To which Lord Tebbit countered: “My Lords, I can only say to the right reverend prelate, `Welcome to a sinner come to repentance.'” Said the Bishop: “In this season of the year, there is forgiveness as well.”

Speaking in the debate Bishop John asked rhetorically: “What do we mean when we use this language? Are those who are fighting in Iraq insurgents or terrorists? How do we define the IRA? These are difficult questions.

“It needs to be placed on the record, as we think about what is not a very tidy use of language-the use of `glorification'- that, when we on these Benches are engaged in giving glory to God, that is an expression of the heart and of the feeling of the community, and the consequences of that cannot be spelt out in terms of the actions that flow from it.

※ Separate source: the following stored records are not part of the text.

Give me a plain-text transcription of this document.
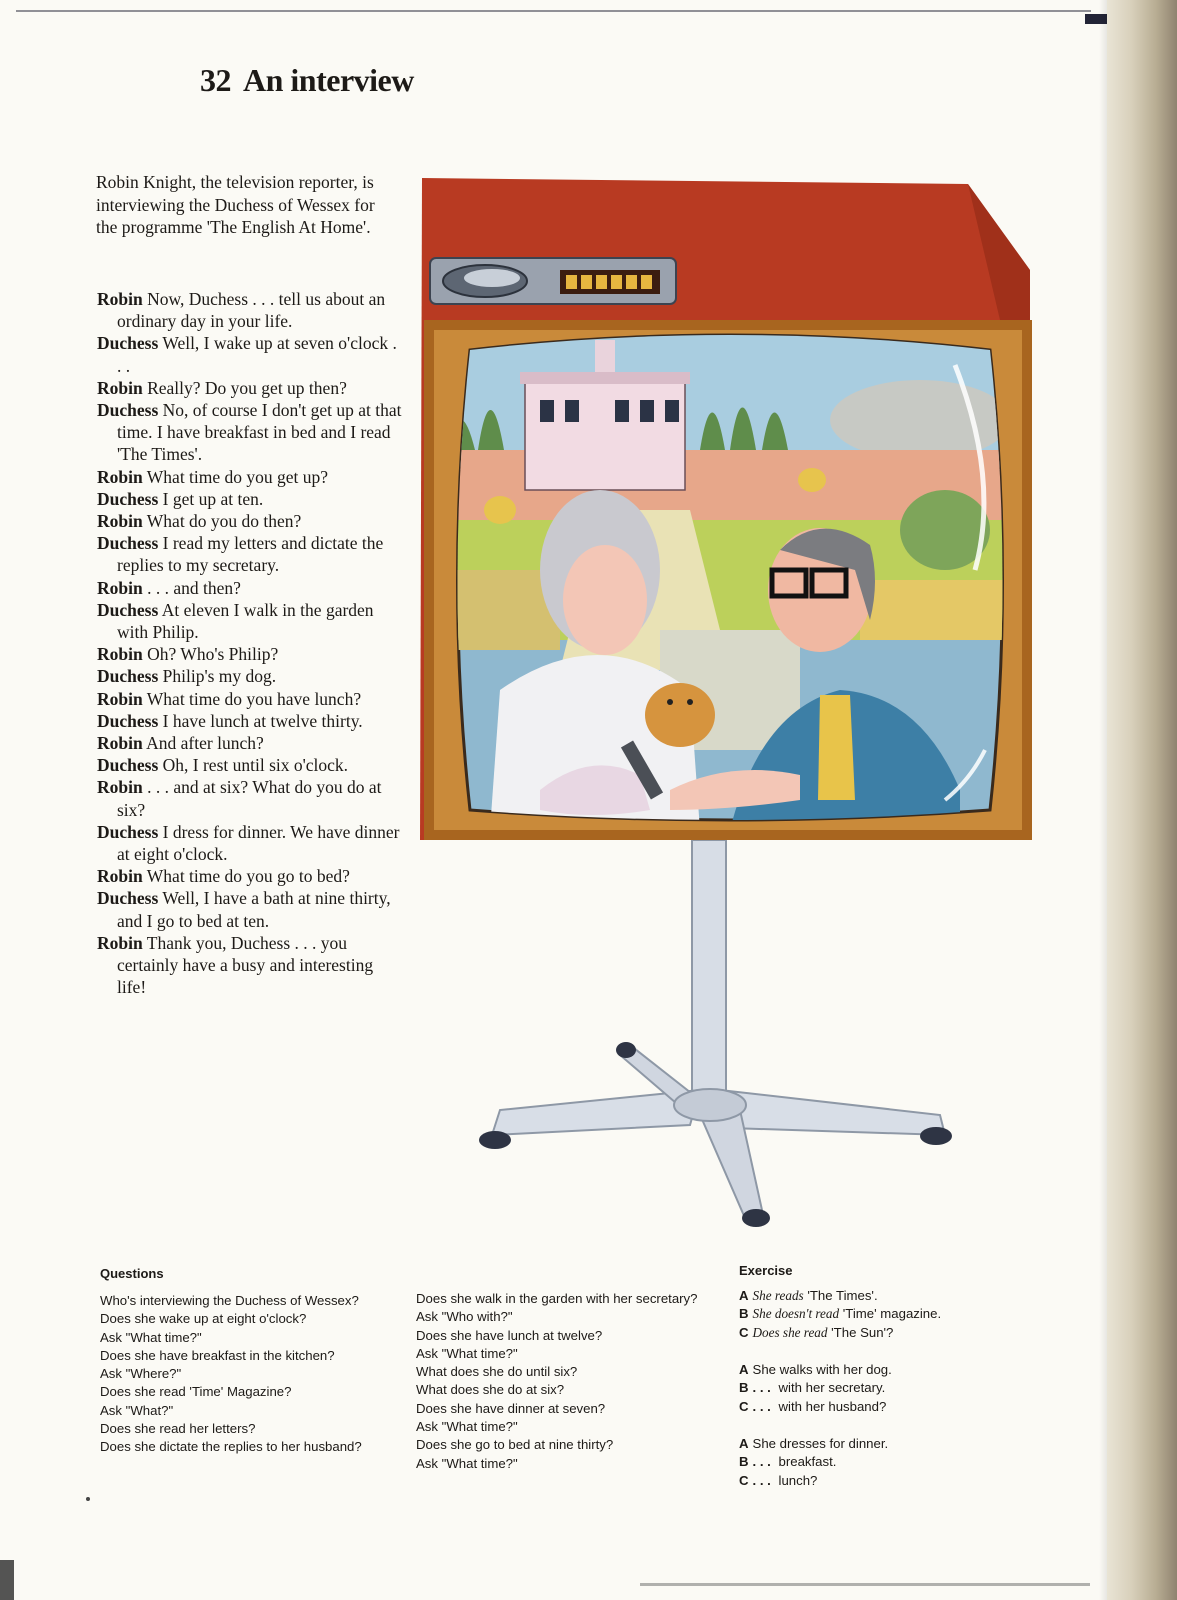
32 An interview
Robin Knight, the television reporter, is interviewing the Duchess of Wessex for the programme 'The English At Home'.

Robin Now, Duchess . . . tell us about an ordinary day in your life.

Duchess Well, I wake up at seven o'clock . . .

Robin Really? Do you get up then?

Duchess No, of course I don't get up at that time. I have breakfast in bed and I read 'The Times'.

Robin What time do you get up?

Duchess I get up at ten.

Robin What do you do then?

Duchess I read my letters and dictate the replies to my secretary.

Robin . . . and then?

Duchess At eleven I walk in the garden with Philip.

Robin Oh? Who's Philip?

Duchess Philip's my dog.

Robin What time do you have lunch?

Duchess I have lunch at twelve thirty.

Robin And after lunch?

Duchess Oh, I rest until six o'clock.

Robin . . . and at six? What do you do at six?

Duchess I dress for dinner. We have dinner at eight o'clock.

Robin What time do you go to bed?

Duchess Well, I have a bath at nine thirty, and I go to bed at ten.

Robin Thank you, Duchess . . . you certainly have a busy and interesting life!

Questions

Who's interviewing the Duchess of Wessex?

Does she wake up at eight o'clock?

Ask "What time?"

Does she have breakfast in the kitchen?

Ask "Where?"

Does she read 'Time' Magazine?

Ask "What?"

Does she read her letters?

Does she dictate the replies to her husband?

Does she walk in the garden with her secretary?

Ask "Who with?"

Does she have lunch at twelve?

Ask "What time?"

What does she do until six?

What does she do at six?

Does she have dinner at seven?

Ask "What time?"

Does she go to bed at nine thirty?

Ask "What time?"

Exercise

A She reads 'The Times'.

B She doesn't read 'Time' magazine.

C Does she read 'The Sun'?

A She walks with her dog.

B . . . with her secretary.

C . . . with her husband?

A She dresses for dinner.

B . . . breakfast.

C . . . lunch?
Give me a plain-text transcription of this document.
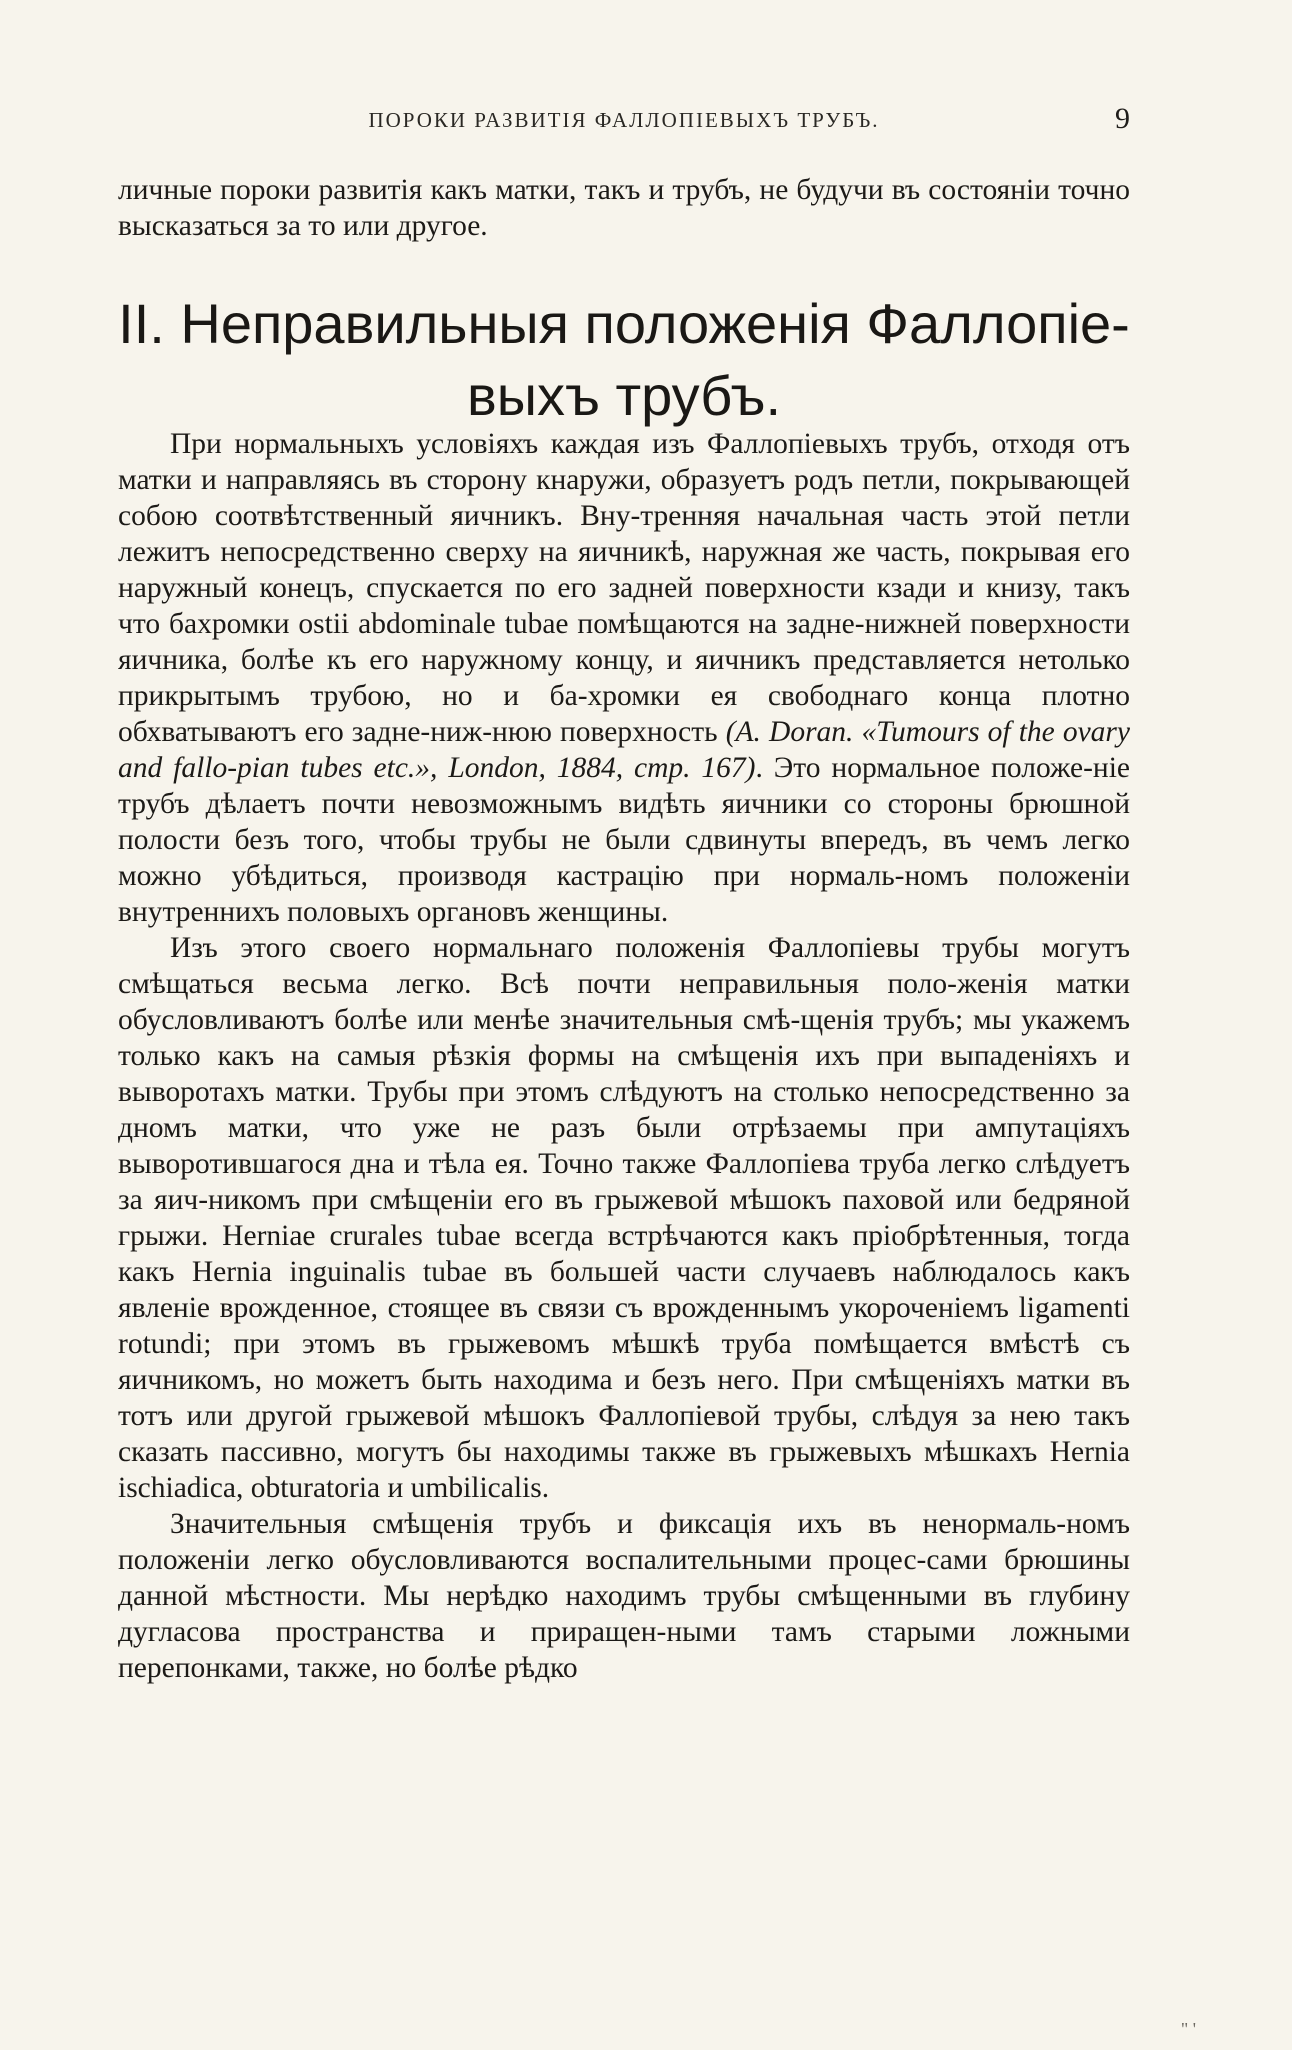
ПОРОКИ РАЗВИТІЯ ФАЛЛОПІЕВЫХЪ ТРУБЪ.	9
личные пороки развитія какъ матки, такъ и трубъ, не будучи въ состояніи точно высказаться за то или другое.
II. Неправильныя положенія Фаллопіе-
выхъ трубъ.

При нормальныхъ условіяхъ каждая изъ Фаллопіевыхъ трубъ, отходя отъ матки и направляясь въ сторону кнаружи, образуетъ родъ петли, покрывающей собою соотвѣтственный яичникъ. Вну-тренняя начальная часть этой петли лежитъ непосредственно сверху на яичникѣ, наружная же часть, покрывая его наружный конецъ, спускается по его задней поверхности кзади и книзу, такъ что бахромки ostii abdominale tubae помѣщаются на задне-нижней поверхности яичника, болѣе къ его наружному концу, и яичникъ представляется нетолько прикрытымъ трубою, но и ба-хромки ея свободнаго конца плотно обхватываютъ его задне-ниж-нюю поверхность (A. Doran. «Tumours of the ovary and fallo-pian tubes etc.», London, 1884, стр. 167). Это нормальное положе-ніе трубъ дѣлаетъ почти невозможнымъ видѣть яичники со стороны брюшной полости безъ того, чтобы трубы не были сдвинуты впередъ, въ чемъ легко можно убѣдиться, производя кастрацію при нормаль-номъ положеніи внутреннихъ половыхъ органовъ женщины.

Изъ этого своего нормальнаго положенія Фаллопіевы трубы могутъ смѣщаться весьма легко. Всѣ почти неправильныя поло-женія матки обусловливаютъ болѣе или менѣе значительныя смѣ-щенія трубъ; мы укажемъ только какъ на самыя рѣзкія формы на смѣщенія ихъ при выпаденіяхъ и выворотахъ матки. Трубы при этомъ слѣдуютъ на столько непосредственно за дномъ матки, что уже не разъ были отрѣзаемы при ампутаціяхъ выворотившагося дна и тѣла ея. Точно также Фаллопіева труба легко слѣдуетъ за яич-никомъ при смѣщеніи его въ грыжевой мѣшокъ паховой или бедряной грыжи. Herniae crurales tubae всегда встрѣчаются какъ пріобрѣтенныя, тогда какъ Hernia inguinalis tubae въ большей части случаевъ наблюдалось какъ явленіе врожденное, стоящее въ связи съ врожденнымъ укороченіемъ ligamenti rotundi; при этомъ въ грыжевомъ мѣшкѣ труба помѣщается вмѣстѣ съ яичникомъ, но можетъ быть находима и безъ него. При смѣщеніяхъ матки въ тотъ или другой грыжевой мѣшокъ Фаллопіевой трубы, слѣдуя за нею такъ сказать пассивно, могутъ бы находимы также въ грыжевыхъ мѣшкахъ Hernia ischiadica, obturatoria и umbilicalis.

Значительныя смѣщенія трубъ и фиксація ихъ въ ненормаль-номъ положеніи легко обусловливаются воспалительными процес-сами брюшины данной мѣстности. Мы нерѣдко находимъ трубы смѣщенными въ глубину дугласова пространства и приращен-ными тамъ старыми ложными перепонками, также, но болѣе рѣдко

" '
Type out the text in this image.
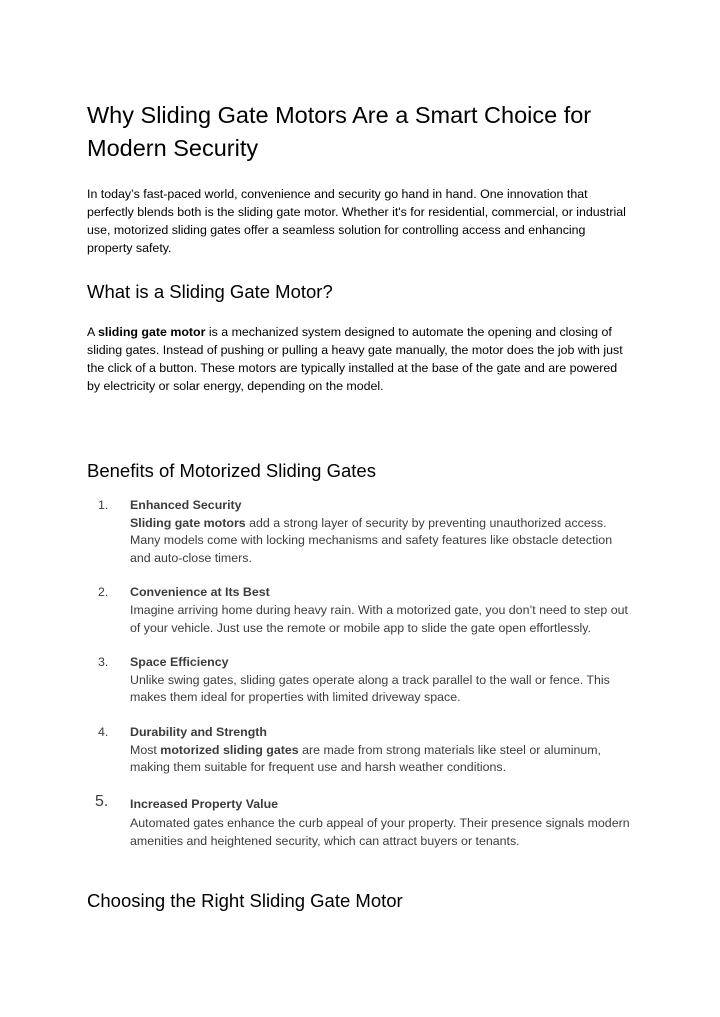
Why Sliding Gate Motors Are a Smart Choice for Modern Security

In today’s fast-paced world, convenience and security go hand in hand. One innovation that perfectly blends both is the sliding gate motor. Whether it's for residential, commercial, or industrial use, motorized sliding gates offer a seamless solution for controlling access and enhancing property safety.

What is a Sliding Gate Motor?

A sliding gate motor is a mechanized system designed to automate the opening and closing of sliding gates. Instead of pushing or pulling a heavy gate manually, the motor does the job with just the click of a button. These motors are typically installed at the base of the gate and are powered by electricity or solar energy, depending on the model.

Benefits of Motorized Sliding Gates
1. Enhanced Security
Sliding gate motors add a strong layer of security by preventing unauthorized access. Many models come with locking mechanisms and safety features like obstacle detection and auto-close timers.
2. Convenience at Its Best
Imagine arriving home during heavy rain. With a motorized gate, you don’t need to step out of your vehicle. Just use the remote or mobile app to slide the gate open effortlessly.
3. Space Efficiency
Unlike swing gates, sliding gates operate along a track parallel to the wall or fence. This makes them ideal for properties with limited driveway space.
4. Durability and Strength
Most motorized sliding gates are made from strong materials like steel or aluminum, making them suitable for frequent use and harsh weather conditions.
5. Increased Property Value
Automated gates enhance the curb appeal of your property. Their presence signals modern amenities and heightened security, which can attract buyers or tenants.
Choosing the Right Sliding Gate Motor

There is looseness in the language here, which I think the courts will have some difficulty with.”

It was the third time the Lords had voted on the issue and the Bill will now become law.

Home Office Minister Baroness Scotland of Asthal, urging the House to back the Government, told peers “glorification is an example of indirect encouragement and is included to guide the courts as has been the case in previous legislation. The need to have it for illustrative purposes is clear and is something that the ordinary man in the street would understand with the greatest of ease.”

The Bill, which follows the London bombings of last year, has had a stormy passage through Parliament. Tony Blair suffered his first ever Commons defeat when MPs rejected the Government bid to increase the time terror suspects could be held from 14 days to 90 days. Instead they backed a 28-day limit.